Characters to remember SCI Levels:

A
C1-C3 = Superman (Christopher Reeve)
C4 = Catch a breath! (diaphragm works!)
C5 = Winnie the Pooh (eating with hand)
C6 = Snow White (taking a bite; tenodesis)
C7 = Ariel (push up and lift!)
C8 = 8th Grade (more independence)
27
Q

Common mechanisms of SCI

A
  • Car accidents
  • Hyperextension injury
  • Compression injury (as in diving**- most common)
  • Force put on back during flexion/rotation (as in sports)
28
Q

Spinal Shock

A

Temporary loss or depression of all or most spinal reflex activity below level of injury within first few days.

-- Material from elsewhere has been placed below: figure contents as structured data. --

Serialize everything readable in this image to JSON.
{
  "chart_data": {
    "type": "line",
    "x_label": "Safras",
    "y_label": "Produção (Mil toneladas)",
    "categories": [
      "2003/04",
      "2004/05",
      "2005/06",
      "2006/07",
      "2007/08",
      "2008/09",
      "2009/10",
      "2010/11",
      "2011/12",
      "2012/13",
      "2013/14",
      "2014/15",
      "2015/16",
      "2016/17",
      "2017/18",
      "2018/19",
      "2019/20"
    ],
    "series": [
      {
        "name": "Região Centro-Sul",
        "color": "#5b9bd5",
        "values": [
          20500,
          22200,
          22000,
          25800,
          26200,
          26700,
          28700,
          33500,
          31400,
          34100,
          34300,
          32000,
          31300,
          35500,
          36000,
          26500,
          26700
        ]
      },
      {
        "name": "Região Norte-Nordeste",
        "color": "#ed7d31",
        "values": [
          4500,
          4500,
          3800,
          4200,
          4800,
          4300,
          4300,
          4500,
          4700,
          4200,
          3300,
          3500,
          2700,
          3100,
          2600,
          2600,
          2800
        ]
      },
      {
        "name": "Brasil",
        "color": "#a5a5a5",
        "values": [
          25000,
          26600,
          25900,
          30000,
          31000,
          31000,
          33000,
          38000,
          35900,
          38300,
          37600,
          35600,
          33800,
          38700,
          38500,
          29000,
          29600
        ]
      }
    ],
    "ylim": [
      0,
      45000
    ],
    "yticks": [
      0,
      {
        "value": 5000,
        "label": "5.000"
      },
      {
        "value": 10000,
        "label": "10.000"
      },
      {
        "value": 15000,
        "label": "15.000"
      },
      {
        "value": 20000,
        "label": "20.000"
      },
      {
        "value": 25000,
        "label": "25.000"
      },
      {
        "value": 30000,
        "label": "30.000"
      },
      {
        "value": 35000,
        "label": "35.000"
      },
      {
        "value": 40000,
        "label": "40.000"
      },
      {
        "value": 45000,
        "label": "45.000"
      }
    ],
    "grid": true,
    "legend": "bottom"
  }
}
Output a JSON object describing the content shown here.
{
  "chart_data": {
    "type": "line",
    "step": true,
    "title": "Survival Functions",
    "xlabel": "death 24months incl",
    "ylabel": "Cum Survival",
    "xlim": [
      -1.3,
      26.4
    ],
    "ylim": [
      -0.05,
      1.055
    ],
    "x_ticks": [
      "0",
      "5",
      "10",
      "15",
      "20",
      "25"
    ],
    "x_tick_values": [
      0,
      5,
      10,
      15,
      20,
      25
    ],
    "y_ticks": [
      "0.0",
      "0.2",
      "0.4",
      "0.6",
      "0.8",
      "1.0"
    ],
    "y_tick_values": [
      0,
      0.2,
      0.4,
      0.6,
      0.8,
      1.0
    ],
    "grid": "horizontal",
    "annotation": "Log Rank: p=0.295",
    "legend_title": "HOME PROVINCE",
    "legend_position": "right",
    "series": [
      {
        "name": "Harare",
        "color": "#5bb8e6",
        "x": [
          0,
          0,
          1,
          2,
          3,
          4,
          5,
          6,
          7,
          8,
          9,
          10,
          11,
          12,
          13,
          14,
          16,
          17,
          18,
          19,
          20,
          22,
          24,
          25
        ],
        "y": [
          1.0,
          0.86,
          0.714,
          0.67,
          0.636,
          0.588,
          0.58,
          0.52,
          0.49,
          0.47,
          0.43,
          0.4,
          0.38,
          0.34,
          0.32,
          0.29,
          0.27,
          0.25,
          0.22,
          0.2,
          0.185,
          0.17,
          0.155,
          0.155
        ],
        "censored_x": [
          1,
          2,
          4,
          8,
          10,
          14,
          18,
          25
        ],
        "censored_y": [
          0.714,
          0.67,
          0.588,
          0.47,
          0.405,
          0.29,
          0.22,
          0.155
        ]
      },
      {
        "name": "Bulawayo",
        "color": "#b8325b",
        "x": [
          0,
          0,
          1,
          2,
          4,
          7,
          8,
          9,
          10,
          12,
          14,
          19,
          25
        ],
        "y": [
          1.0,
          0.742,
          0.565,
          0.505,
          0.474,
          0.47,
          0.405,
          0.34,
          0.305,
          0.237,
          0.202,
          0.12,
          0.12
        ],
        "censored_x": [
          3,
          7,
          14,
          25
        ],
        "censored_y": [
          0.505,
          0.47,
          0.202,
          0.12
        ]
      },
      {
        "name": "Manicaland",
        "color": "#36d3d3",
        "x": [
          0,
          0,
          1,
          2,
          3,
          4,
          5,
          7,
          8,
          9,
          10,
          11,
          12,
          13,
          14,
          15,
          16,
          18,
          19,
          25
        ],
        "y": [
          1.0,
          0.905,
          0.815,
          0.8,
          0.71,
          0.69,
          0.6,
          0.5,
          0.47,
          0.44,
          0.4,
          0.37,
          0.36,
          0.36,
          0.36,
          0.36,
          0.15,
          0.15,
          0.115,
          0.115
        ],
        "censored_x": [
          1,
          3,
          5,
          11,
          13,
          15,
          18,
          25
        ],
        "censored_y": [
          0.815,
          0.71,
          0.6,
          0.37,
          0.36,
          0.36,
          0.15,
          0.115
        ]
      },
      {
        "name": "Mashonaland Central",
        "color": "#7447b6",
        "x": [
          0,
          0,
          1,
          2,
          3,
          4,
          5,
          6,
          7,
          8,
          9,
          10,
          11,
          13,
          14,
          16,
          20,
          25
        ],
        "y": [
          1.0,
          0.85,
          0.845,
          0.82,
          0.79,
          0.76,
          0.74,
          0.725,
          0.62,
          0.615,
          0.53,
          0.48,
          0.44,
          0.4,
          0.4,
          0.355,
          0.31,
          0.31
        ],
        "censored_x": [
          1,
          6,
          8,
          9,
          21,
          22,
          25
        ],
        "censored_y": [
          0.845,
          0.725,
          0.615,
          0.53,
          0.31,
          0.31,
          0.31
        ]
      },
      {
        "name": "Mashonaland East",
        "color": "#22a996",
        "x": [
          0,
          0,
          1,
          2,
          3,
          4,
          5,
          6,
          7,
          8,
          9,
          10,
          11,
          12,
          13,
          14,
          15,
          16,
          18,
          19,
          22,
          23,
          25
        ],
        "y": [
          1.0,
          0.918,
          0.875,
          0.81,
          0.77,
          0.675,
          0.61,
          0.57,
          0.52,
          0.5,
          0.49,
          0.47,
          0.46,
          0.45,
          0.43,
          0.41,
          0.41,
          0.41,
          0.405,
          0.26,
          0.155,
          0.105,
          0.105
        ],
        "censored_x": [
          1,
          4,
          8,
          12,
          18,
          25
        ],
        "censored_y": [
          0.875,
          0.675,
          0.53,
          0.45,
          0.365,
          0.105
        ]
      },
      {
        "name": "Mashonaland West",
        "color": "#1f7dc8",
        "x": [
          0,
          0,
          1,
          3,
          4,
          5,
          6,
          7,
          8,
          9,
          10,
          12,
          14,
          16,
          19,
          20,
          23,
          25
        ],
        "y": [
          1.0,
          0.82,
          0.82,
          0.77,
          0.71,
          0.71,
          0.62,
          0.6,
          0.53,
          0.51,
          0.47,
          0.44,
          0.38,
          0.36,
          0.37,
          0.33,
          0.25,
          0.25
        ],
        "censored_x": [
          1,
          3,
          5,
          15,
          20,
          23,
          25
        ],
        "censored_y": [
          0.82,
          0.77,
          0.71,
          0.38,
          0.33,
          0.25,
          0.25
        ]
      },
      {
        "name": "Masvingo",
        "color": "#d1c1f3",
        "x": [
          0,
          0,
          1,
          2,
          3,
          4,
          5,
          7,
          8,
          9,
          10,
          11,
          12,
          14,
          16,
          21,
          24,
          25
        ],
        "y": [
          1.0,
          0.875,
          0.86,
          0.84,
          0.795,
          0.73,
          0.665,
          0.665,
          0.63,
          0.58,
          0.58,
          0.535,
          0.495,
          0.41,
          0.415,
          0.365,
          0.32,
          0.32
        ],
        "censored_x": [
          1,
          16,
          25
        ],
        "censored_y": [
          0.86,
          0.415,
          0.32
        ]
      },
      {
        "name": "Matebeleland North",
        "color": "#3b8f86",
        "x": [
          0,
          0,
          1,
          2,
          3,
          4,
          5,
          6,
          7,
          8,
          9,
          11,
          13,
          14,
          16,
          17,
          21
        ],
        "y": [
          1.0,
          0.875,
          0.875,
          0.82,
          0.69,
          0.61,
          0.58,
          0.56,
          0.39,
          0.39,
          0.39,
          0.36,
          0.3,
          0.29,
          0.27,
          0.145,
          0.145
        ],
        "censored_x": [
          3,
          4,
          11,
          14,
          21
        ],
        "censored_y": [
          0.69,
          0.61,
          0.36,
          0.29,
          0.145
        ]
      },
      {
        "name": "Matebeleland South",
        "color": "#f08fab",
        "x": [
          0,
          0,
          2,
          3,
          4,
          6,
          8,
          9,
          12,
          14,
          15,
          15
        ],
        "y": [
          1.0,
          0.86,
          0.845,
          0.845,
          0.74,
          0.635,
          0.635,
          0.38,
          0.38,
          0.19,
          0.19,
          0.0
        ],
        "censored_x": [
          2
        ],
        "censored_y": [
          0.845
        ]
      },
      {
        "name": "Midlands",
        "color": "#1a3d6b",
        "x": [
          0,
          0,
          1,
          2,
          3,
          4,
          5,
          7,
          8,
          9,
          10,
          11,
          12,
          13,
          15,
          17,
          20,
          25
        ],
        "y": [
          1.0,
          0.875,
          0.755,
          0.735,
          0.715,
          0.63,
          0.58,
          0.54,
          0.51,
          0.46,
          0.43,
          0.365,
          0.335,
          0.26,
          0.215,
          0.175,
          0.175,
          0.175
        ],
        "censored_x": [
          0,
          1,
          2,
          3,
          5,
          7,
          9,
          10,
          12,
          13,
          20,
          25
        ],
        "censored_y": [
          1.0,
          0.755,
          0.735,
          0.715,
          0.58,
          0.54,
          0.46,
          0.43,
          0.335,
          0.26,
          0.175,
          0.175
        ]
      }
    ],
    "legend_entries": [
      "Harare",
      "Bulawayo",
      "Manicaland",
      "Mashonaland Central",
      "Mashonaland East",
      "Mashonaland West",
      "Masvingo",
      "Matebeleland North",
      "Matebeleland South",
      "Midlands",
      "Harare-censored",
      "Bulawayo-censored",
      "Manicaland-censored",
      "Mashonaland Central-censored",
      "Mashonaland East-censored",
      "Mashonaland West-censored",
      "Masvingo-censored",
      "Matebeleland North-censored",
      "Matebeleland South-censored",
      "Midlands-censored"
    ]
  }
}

Symptoms may include:
• Altered body temp
• Skin color/moisture changes
• Abnormal perspiration
• Increased BP and slowed heartrate
• Irregularities in musculoskeletal system
• Altered sensory response
• Unusual urinary bladder/GI functions (overflow and incontinence)
• Irregular vasomotor response
• Depressed genital reflexes

29
Q

Areas affected by SCI

A
  • Cardiovascular symptoms (due to shock)
  • Blood profusion imbalances
  • Respiratory symptoms (ventilator needs in higher level SCIs)
  • Pulmonary embolism/DVT (clot) risk
  • Elimination issues (catheter needs, etc.)